Hello, I’m using quite a few LSS HT servos, and I noticed that as soon as they’re plugged in, they seem to draw ~50mA when limp. Is there a way to reduce the idle power consumption further? I’d really like to only draw 1-10mA until I start querying and moving the servos, since 50mA @ 12V is 0.6W of idle power draw. I assume that they use an LDO to power their internal uC, but 50mA seems like a lot for a uC when the BLDC algorithm isn’t running.

1 Like

Interesting question. There are currently no commands to reduce the current draw moreso than you already are aware:

  • Limp (no current draw from the motor)
  • RGB LED OFF
  • Updated to latest firmware

The firmware does not put the chip into standby mode, and as you mentioned there are losses due to voltage regulation. Peripherals are also powered. Current draw when idle was not really taken into account given the current draw under load can easily be over 1A. For a mobile robot, the motors rotating and holding in place would be by far the biggest drain on the battery, and for robots connected to the mains (like arms), the current draw is relatively low. Can you elaborate as to your needs to help us better understand?

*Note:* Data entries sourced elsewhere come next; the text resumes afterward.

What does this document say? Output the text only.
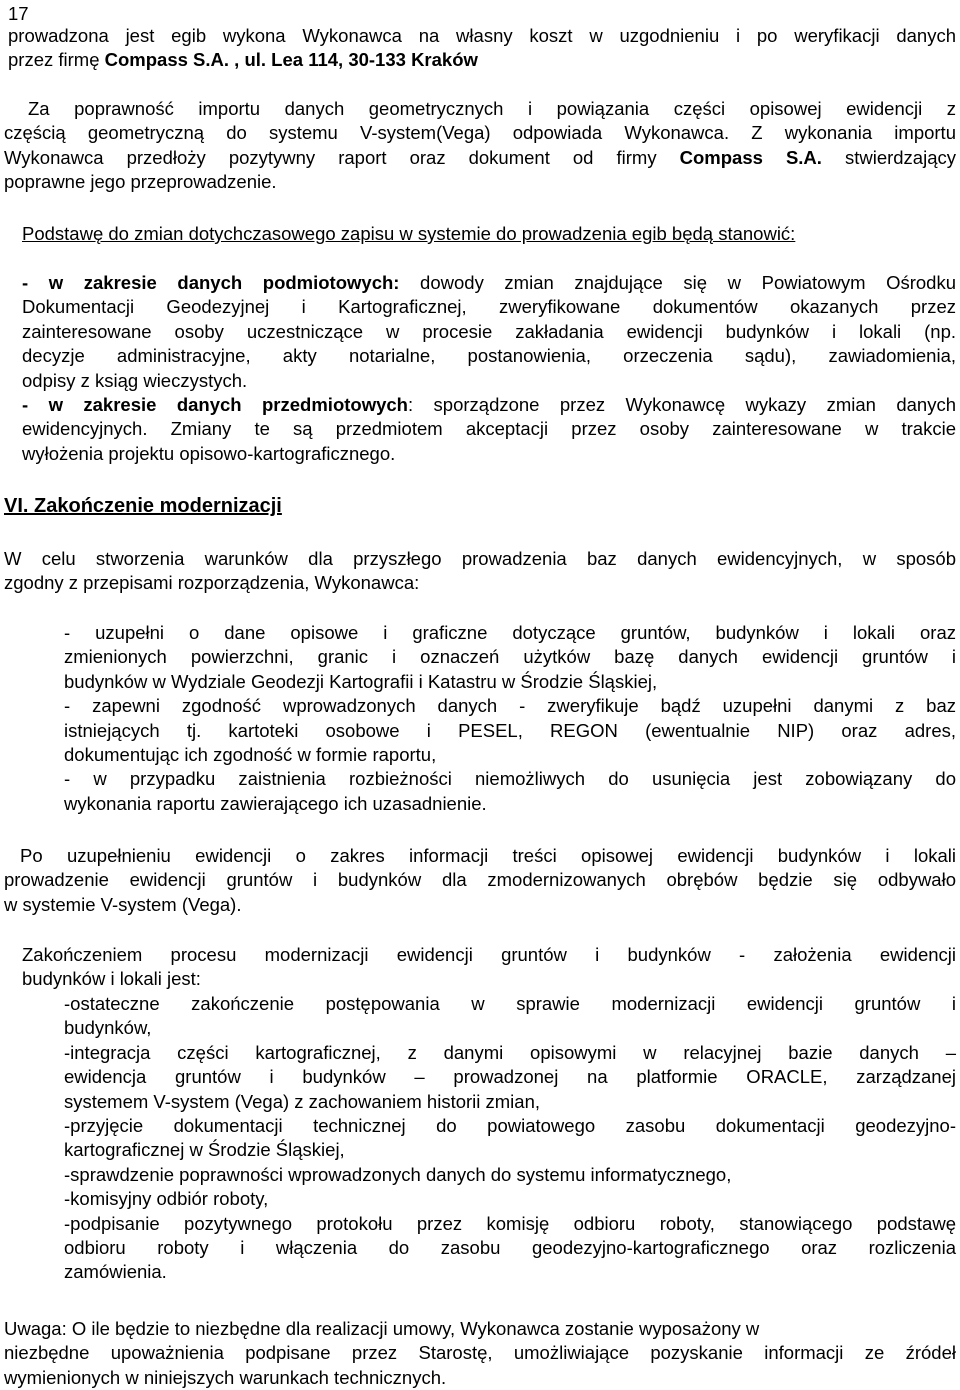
17
prowadzona jest egib wykona Wykonawca na własny koszt w uzgodnieniu i po weryfikacji danych
przez firmę Compass S.A. , ul. Lea 114, 30-133 Kraków
Za poprawność importu danych geometrycznych i powiązania części opisowej ewidencji z
częścią geometryczną do systemu V-system(Vega) odpowiada Wykonawca. Z wykonania importu
Wykonawca przedłoży pozytywny raport oraz dokument od firmy Compass S.A. stwierdzający
poprawne jego przeprowadzenie.
Podstawę do zmian dotychczasowego zapisu w systemie do prowadzenia egib będą stanowić:
- w zakresie danych podmiotowych: dowody zmian znajdujące się w Powiatowym Ośrodku
Dokumentacji Geodezyjnej i Kartograficznej, zweryfikowane dokumentów okazanych przez
zainteresowane osoby uczestniczące w procesie zakładania ewidencji budynków i lokali (np.
decyzje administracyjne, akty notarialne, postanowienia, orzeczenia sądu), zawiadomienia,
odpisy z ksiąg wieczystych.
- w zakresie danych przedmiotowych: sporządzone przez Wykonawcę wykazy zmian danych
ewidencyjnych. Zmiany te są przedmiotem akceptacji przez osoby zainteresowane w trakcie
wyłożenia projektu opisowo-kartograficznego.
VI. Zakończenie modernizacji
W celu stworzenia warunków dla przyszłego prowadzenia baz danych ewidencyjnych, w sposób
zgodny z przepisami rozporządzenia, Wykonawca:
- uzupełni o dane opisowe i graficzne dotyczące gruntów, budynków i lokali oraz
zmienionych powierzchni, granic i oznaczeń użytków bazę danych ewidencji gruntów i
budynków w Wydziale Geodezji Kartografii i Katastru w Środzie Śląskiej,
- zapewni zgodność wprowadzonych danych - zweryfikuje bądź uzupełni danymi z baz
istniejących tj. kartoteki osobowe i PESEL, REGON (ewentualnie NIP) oraz adres,
dokumentując ich zgodność w formie raportu,
- w przypadku zaistnienia rozbieżności niemożliwych do usunięcia jest zobowiązany do
wykonania raportu zawierającego ich uzasadnienie.
Po uzupełnieniu ewidencji o zakres informacji treści opisowej ewidencji budynków i lokali
prowadzenie ewidencji gruntów i budynków dla zmodernizowanych obrębów będzie się odbywało
w systemie V-system (Vega).
Zakończeniem procesu modernizacji ewidencji gruntów i budynków - założenia ewidencji
budynków i lokali jest:
-ostateczne zakończenie postępowania w sprawie modernizacji ewidencji gruntów i
budynków,
-integracja części kartograficznej, z danymi opisowymi w relacyjnej bazie danych –
ewidencja gruntów i budynków – prowadzonej na platformie ORACLE, zarządzanej
systemem V-system (Vega) z zachowaniem historii zmian,
-przyjęcie dokumentacji technicznej do powiatowego zasobu dokumentacji geodezyjno-
kartograficznej w Środzie Śląskiej,
-sprawdzenie poprawności wprowadzonych danych do systemu informatycznego,
-komisyjny odbiór roboty,
-podpisanie pozytywnego protokołu przez komisję odbioru roboty, stanowiącego podstawę
odbioru roboty i włączenia do zasobu geodezyjno-kartograficznego oraz rozliczenia
zamówienia.
Uwaga: O ile będzie to niezbędne dla realizacji umowy, Wykonawca zostanie wyposażony w
niezbędne upoważnienia podpisane przez Starostę, umożliwiające pozyskanie informacji ze źródeł
wymienionych w niniejszych warunkach technicznych.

Note that the internal motor is not BLDC, it’s brushed (coreless).

1 Like

Sure, I’d be happy to describe what I’m doing/what I need. I’m building a mobile robot which is autonomous and also autonomously charges itself. It has lipo 3S/12V 500mAh of battery capacity per LSS. The control board uses around 10mA of current when idle, which would allow the robot to be unmoving & not charging for 50 hrs, but the LSS makes that more like 8-10 hrs. Generally, this would be fine, the issue is that you must not overdischarge lipo batteries. This robot has the power system integrated deep inside of it, so disconnecting the power isn’t practical. As a result, if the robot were to fail to dock & this wasn’t noticed (e.g. over a weekend), this could cause a bad situation with the batteries (they have protectors, of course, but it’s still not good to drain the batteries that far).

If the power draw could be reduced, this would make the robot safer & be better for the batteries in non-optimal situations.

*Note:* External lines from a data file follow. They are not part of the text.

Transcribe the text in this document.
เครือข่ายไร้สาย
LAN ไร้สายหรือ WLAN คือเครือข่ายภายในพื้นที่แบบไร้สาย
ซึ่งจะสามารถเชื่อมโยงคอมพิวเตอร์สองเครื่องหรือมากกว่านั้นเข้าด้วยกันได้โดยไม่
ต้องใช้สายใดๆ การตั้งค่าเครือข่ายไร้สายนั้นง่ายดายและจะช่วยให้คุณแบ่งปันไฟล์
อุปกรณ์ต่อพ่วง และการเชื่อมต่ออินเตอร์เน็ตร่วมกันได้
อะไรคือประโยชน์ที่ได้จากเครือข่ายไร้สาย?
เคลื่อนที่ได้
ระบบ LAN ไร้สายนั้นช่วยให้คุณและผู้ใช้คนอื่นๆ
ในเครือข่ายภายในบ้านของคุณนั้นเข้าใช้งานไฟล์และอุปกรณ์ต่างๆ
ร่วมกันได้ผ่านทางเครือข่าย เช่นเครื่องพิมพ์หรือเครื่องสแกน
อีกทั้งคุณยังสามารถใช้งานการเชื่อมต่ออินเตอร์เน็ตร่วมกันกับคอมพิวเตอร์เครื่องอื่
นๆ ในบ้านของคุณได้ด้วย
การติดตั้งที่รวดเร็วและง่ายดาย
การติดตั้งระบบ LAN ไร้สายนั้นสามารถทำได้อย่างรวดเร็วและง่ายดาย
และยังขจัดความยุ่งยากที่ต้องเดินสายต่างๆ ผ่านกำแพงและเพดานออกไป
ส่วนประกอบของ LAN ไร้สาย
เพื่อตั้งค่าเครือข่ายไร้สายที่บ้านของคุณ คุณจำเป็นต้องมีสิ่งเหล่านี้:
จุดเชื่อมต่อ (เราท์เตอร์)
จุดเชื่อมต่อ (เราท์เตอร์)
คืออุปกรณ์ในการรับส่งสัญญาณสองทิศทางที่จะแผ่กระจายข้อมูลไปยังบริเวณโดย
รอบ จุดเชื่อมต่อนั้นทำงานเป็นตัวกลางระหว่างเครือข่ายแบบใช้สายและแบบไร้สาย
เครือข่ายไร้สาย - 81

That makes perfect sense. Since this is the first time we’re aware of such a need, not sure how high it can be placed in terms of development, but appreciate the insights.

I’d be happy to contribute code (I do embedded ARM development) under an NDA if that could help accelerate it. I haven’t opened any of the servos to see what ICs there are, but I’d guess there’s a linear regulator, uC, motor driver, and an instrumentation amplifier. If any of these have enable pins connected to the uC’s GPIO, I’d be happy to write a bit of code for a command to turn them off. If instead the power consumption’s coming solely from the uC (totally believable, as I’ve seen that on designs I’ve made), I’d also be happy to look into implementing low-power sleep for the arm core or peripherals that wakes on an interrupt from the serial unit, so that it would be backwards compatible and just reduce idle power.

It’s funny, because I am in a similar boat for other PCBs I’ve designed for this robot–a linear regulator is drawing more power than I expected, and I’ve had to design little castellated bodge boards to access the EN pins on some components I thought would only draw a few uA of current.

The MCU used is an STMF0 and if you have a bit of code developed in STM Studio, one of our firmware developers can certainly take a look at where it might be integrated.

As for accessing the firmware, even under NDA, it’s quite closed at the moment, but the more you participate in testing, the more trust is built up. Sent you a DM here.